More than 150 years ago on Holles Street in London a little blue plaque was erected to mark the spot where Lord Byron was born. Now there are an estimated 45,000 of these markers across Britain but, as Shaun Soanes explores, could the writing be on the wall for these commemorations?
The built environment provides the setting and backdrop by which we live our lives. It impacts on our senses, our emotions, our sense of community and general wellbeing. It also links us to our present, our future and our past.
This explains our attachment to the renowned blue plaques scheme which began in London and has played an important role in the history of the conservation movement.
But former Radio 1 DJ Mike Read, who is chairman of the British Plaque Trust, believes we might be getting a bit carried away with all these commemorations.
What makes a building special?
Mike has a point.
While English Heritage, which runs the official blue plaque programme, claim just 10 bonafide blue plaques are put up a year, there are no restrictions on installing less official plaques.
One plaque in Oldham locates the site of “the first British fried chip” and one on a building in Dover commemorates where David Copperfield, a fictional character invented by Charles Dickens, “rested on the doorstep”.
There is even a young artist – Danny Coope – who will research the former residents of any address in the UK, creating a blue plaque for the venue for just £50.
Well, that’s Christmas covered!
It would be easy to feel dismayed by this “plague of plaques” – as some have declared it but I think these concerns are missing the point.
It shouldn’t really matter whether the person commemorated was a great statesman, a fictional character, a local legend or a national treasure. The more plaques the better.
In fact, I think we need a bit more diversity. And I’m not the only one.
In the year that marks the centenary of women’s suffrage, English Heritage hoping to raise awareness of women who have made an impact on history, by redressing the lack of women celebrated on blue plaques.
Despite women’s inarguable contribution to British culture, out of the 903 plaques placed on buildings across the capital, a measly 111 commemorate women – that’s just 14 per cent. Out of all the blue plaques, just 4 per cent of roundels honour people of colour.
In a drive towards achieving parity, the organisation is calling upon the British public to nominate the women from history they believe are worthy of blue plaques
Current plaques dedicated to women include the computing pioneer Ada Lovelace, the DNA scientist Rosalind Franklin and the first woman to sit in parliament, Nancy Astor.
More recent recipients include the cookery writer Elizabeth David and Agnes Arber, a botanist who published more than 90 scientific papers and eight books
Homegrown plaque holders
Royalty, authors, pop stars, suffragettes and mayors are remembered by blue plaques across the East.
They include Margery Allingham, who is known as one of the queens of crime-writing and wrote a book about her home village Tolleshunt d’Arcy during the Second World War, and Constance Andrews, who was one of four women honoured with blue plaques in Ipswich.
The plaque was installed on Arlingtons Brasserie in Museum Street, where Constance led the 1911 Votes for Women protest against the census.
Most memorials to the world-famous group may be in their home city of Liverpool, but there is also a blue plaque to The Beatles in Norwich. This is one of a series of plaques put up by the EDP and Norwich School of Art and Design highlighting surprising aspects of our region’s cultural history. It is attached to Grosvenor House, Prince of Wales Road, in memory of their only concert in the city, at the Grosvenor Rooms.

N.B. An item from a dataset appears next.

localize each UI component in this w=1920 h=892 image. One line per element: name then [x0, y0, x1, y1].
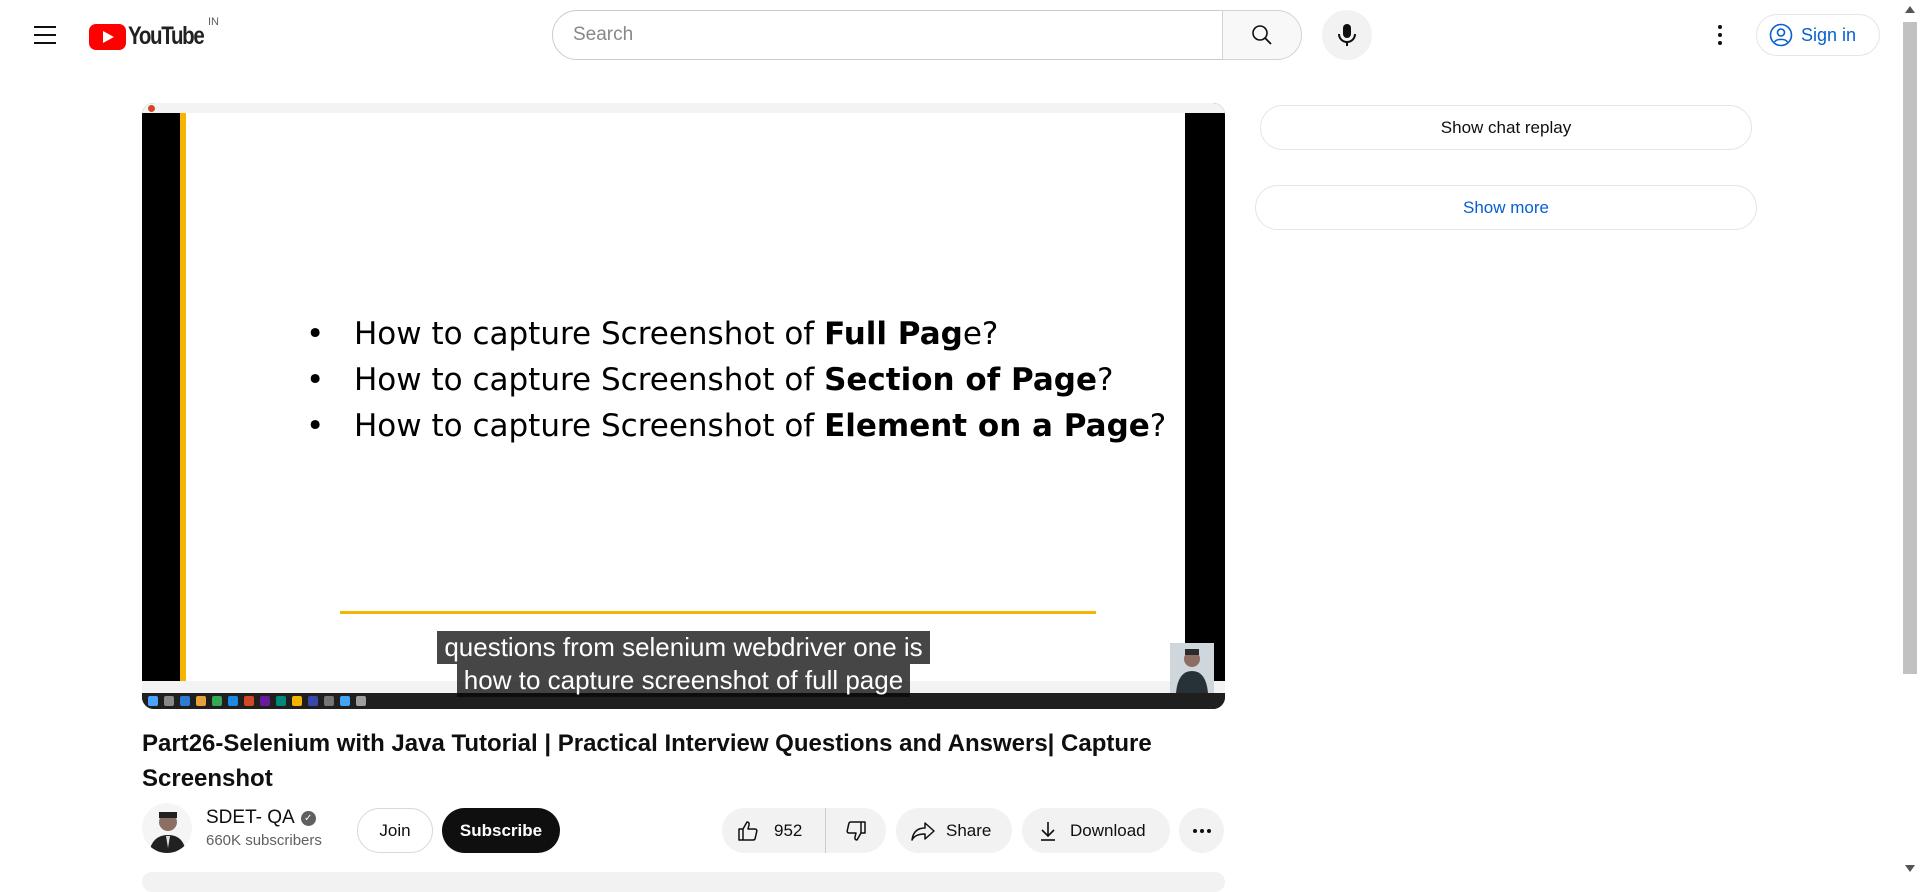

Composer Lord Britten’s (1913-1976) name is closely associated with Aldeburgh, where he founded the famous annual festival and a blue plaque has been placed on the Crabbe Street site of Crag House in the town, where he lived and worked. This plaque was unveiled in 1978, two years after his death.
A plaque in memory of legendary DJ John Peel (1939-2004) was unveiled by his wife, Sheila Ravenscroft, in his home village of Great Finborough in Suffolk last year.
A place in history
In my opinion blue plaques are the most beautifully simple way of evoking the layered history of a location, and they greatly improve our experience of a city, expanding the imagination and animating the street.
Reading a plaque, you become linked not just to the past, but to your physical surroundings.
This is part and parcel of what architects strive to do – connecting people to their environment.